State high school football playoffs will follow the footsteps of state basketball playoffs with a Football Seeding Process (FSP) starting this fall.
Members of the Football Seeding Committee are meeting at the Washington Interscholastic Activities Association (WIAA) office in Renton at 9 a.m. today, Sunday, to figure out who shall be seeded where in state brackets.
This will be done for all levels of the state from 2B through 4A with 16-team brackets.
A committee will meet Nov. 11 to determine the 1B eight-team bracket.
WIAA said committee members have been evaluating teams throughout the season, collecting data and input on how to seed teams.
The football committees, one for each of school size classification, will seed the qualified teams, taking into consideration regular season performance, the state said.
The committees will attempt to avoid league opponents in the first round when possible, and travel implications.
Each football bracket committee member will provide comments on each of the qualified teams in his/her assigned classification before that committee reaches consensus on the finalized bracket, WIAA said.
The state plans to post the bracket later Sunday.
“Since this is the first time for this process, it is difficult to determine the amount of time it will take,” said the WIAA email “The brackets will be posted on the Tournament Central page on the WIAA website and announced via WIAA social media channels as early as possible on Sunday.”
School athletic directors and head football coaches of qualified teams will be notified Sunday, too.
From there the home WIAA district of each team on the bottom of each game in a bracket will be the host in the first round.
Once the brackets are posted, WIAA district directors will work with the participating schools to determine the site, day and time for each game.
WIAA anticipates all details will be finalized by noon on Monday.
Game times, dates and sites will be updated on the WIAA website as provided to the WIAA staff for posting.
The seeding committees recommended, and the WIAA Executive Board approved, that a mandatory video exchange program would be implemented.
You may have noticed those tall booms with a video camera on top at games this season.
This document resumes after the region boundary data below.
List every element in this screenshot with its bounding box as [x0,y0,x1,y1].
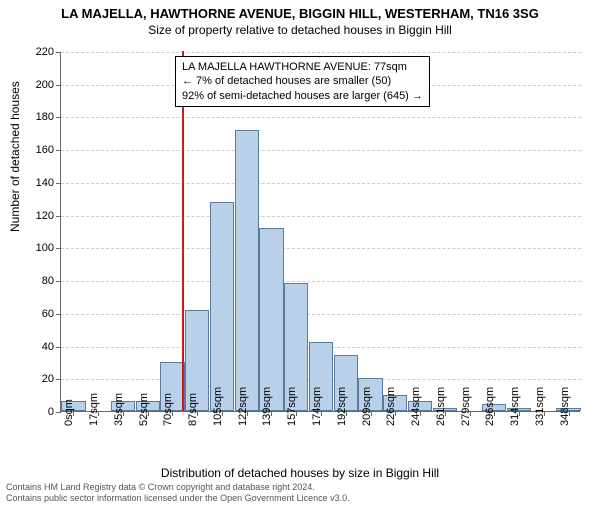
histogram-bar [210,202,234,411]
ytick-label: 220 [24,46,54,58]
x-axis-label: Distribution of detached houses by size … [0,466,600,480]
chart-title-sub: Size of property relative to detached ho… [0,23,600,37]
gridline [61,117,581,118]
gridline [61,183,581,184]
ytick-mark [56,412,61,413]
gridline [61,150,581,151]
annotation-line3: 92% of semi-detached houses are larger (… [182,89,423,103]
ytick-label: 40 [24,341,54,353]
ytick-label: 60 [24,308,54,320]
ytick-label: 100 [24,242,54,254]
gridline [61,216,581,217]
gridline [61,248,581,249]
ytick-mark [56,379,61,380]
annotation-line2: ← 7% of detached houses are smaller (50) [182,74,423,88]
ytick-mark [56,347,61,348]
ytick-label: 140 [24,177,54,189]
ytick-mark [56,117,61,118]
ytick-label: 200 [24,79,54,91]
ytick-mark [56,281,61,282]
chart-plot-area: LA MAJELLA HAWTHORNE AVENUE: 77sqm ← 7% … [60,52,580,412]
ytick-label: 180 [24,111,54,123]
histogram-bar [259,228,283,411]
ytick-mark [56,85,61,86]
ytick-mark [56,183,61,184]
gridline [61,281,581,282]
ytick-mark [56,248,61,249]
ytick-mark [56,52,61,53]
ytick-label: 160 [24,144,54,156]
gridline [61,52,581,53]
ytick-mark [56,314,61,315]
ytick-label: 120 [24,210,54,222]
footer-line2: Contains public sector information licen… [6,493,350,504]
chart-title-main: LA MAJELLA, HAWTHORNE AVENUE, BIGGIN HIL… [0,6,600,21]
footer-line1: Contains HM Land Registry data © Crown c… [6,482,350,493]
y-axis-label: Number of detached houses [8,81,22,232]
histogram-bar [235,130,259,411]
ytick-mark [56,216,61,217]
annotation-box: LA MAJELLA HAWTHORNE AVENUE: 77sqm ← 7% … [175,56,430,107]
ytick-label: 80 [24,275,54,287]
ytick-mark [56,150,61,151]
footer-attribution: Contains HM Land Registry data © Crown c… [6,482,350,504]
annotation-line1: LA MAJELLA HAWTHORNE AVENUE: 77sqm [182,60,423,74]
ytick-label: 20 [24,373,54,385]
gridline [61,314,581,315]
ytick-label: 0 [24,406,54,418]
Those are the game films that are considered for exchanges.
The most popular exchange is HUDL. The state was going to find a way for non-HUDL users to get access to video.
“Knowing that some member schools use different game film platforms than others, the association is working to compile a list of resources for sharing cross-platform for the most commonly used softwares,” WIAA said.
Finally, WIAA decided a Spalding brand of football will be used during all postseason games.